Я принадлежу к поколению, которое воспитывалось в 90-е и для которого документы как источник сведений о людях и сражениях стали обыденным явлением. В советское время задорная вольтижировка цитатами из мемуарной литературы еще имела какой-то смысл – попросту потому, что других источников сокровенного знания практически не было. Однако стареющие вольтижировщики въехали с этими устаревающими не по дням, а по часам трюками в новое время. И выглядит это все странно, а местами просто глупо. У исторической науки есть свои правила и наработанные десятилетиями и даже столетиями методики. Если мы откроем учебник источниковедения и прочитаем характеристику мемуарной литературы, то увидим следующие строки:
«Мемуары возникли как жанр художественной литературы, т. е. это материал не столько для исследований, сколько для чтения, часто занятного. Историки же, забывая об этом, подходят к мемуарам исключительно как к историческому источнику. Такой подход порождает претензии к мемуаристу относительно его попыток придать воспоминаниям черты занимательности»[1].

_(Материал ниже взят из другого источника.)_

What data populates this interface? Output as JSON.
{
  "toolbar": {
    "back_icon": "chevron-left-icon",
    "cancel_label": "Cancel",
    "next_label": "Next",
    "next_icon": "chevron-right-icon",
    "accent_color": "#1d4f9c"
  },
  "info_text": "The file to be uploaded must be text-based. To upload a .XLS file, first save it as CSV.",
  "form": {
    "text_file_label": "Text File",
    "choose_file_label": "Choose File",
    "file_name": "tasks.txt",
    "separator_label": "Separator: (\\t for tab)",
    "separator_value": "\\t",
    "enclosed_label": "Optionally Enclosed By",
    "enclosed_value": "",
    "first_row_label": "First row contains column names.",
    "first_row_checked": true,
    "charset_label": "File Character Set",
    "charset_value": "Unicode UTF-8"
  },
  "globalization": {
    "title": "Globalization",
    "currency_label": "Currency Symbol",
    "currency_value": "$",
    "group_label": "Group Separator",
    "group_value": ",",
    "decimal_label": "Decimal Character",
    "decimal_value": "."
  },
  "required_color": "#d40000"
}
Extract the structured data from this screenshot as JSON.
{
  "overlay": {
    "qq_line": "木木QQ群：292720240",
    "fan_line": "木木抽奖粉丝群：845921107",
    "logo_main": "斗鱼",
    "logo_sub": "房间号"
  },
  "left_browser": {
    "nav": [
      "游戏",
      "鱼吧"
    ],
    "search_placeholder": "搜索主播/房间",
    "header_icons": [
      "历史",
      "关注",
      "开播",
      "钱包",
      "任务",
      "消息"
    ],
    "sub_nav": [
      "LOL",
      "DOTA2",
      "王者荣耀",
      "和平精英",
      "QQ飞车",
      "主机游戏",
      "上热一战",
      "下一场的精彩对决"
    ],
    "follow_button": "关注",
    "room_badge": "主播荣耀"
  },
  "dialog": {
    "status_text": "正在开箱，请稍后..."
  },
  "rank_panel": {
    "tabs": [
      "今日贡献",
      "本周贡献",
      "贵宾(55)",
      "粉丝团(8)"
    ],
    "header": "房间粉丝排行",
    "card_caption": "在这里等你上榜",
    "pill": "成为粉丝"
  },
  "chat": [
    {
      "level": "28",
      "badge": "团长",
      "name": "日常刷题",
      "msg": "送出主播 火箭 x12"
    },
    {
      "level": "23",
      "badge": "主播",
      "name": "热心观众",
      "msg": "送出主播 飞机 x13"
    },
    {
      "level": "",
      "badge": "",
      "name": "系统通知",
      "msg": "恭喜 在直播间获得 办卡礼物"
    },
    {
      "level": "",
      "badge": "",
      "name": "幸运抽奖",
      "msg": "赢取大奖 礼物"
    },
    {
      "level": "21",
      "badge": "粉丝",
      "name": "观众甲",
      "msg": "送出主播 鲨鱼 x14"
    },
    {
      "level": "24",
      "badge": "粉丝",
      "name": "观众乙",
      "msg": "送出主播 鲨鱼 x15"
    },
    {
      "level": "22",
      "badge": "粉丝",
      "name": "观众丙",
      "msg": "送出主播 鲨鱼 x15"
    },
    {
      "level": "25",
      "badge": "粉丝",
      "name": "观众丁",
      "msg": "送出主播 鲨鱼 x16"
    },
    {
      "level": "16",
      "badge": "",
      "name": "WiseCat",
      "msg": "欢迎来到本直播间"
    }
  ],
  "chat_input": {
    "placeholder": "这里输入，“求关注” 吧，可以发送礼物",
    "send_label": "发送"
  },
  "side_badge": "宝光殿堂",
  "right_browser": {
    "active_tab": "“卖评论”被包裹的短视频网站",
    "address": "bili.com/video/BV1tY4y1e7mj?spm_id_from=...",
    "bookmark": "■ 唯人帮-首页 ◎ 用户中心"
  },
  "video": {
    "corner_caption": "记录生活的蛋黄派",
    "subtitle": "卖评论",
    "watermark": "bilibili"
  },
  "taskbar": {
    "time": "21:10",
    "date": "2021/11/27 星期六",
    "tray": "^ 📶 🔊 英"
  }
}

В том же учебнике мы найдем характерные черты мемуаристики советской эпохи, имевшей, как и все прочие эпохи, свои особенности:
«стремление быть сопричастным тому или иному событию;
стандартизация в характеристиках ситуаций, людей;
формирование образа врага;
недоговоренность, наличие фигуры умолчания, эзопов язык»[2].
Всем этим букетом «достоинств» воспоминания Георгия Константиновича обладают в полной мере. И было бы странно, если бы они этим букетиком не обладали: все эти пункты в той или иной мере можно отнести к любой книги серии «Военные мемуары». Кроме того, огромное влияние оказал идеологический прессинг и политика умолчания послевоенной эпохи. Поэтому говорить: «Жуков не написал про борьбу за Ржев и операцию «Марс», и поэтому он плохой полководец» – по меньшей мере несправедливо.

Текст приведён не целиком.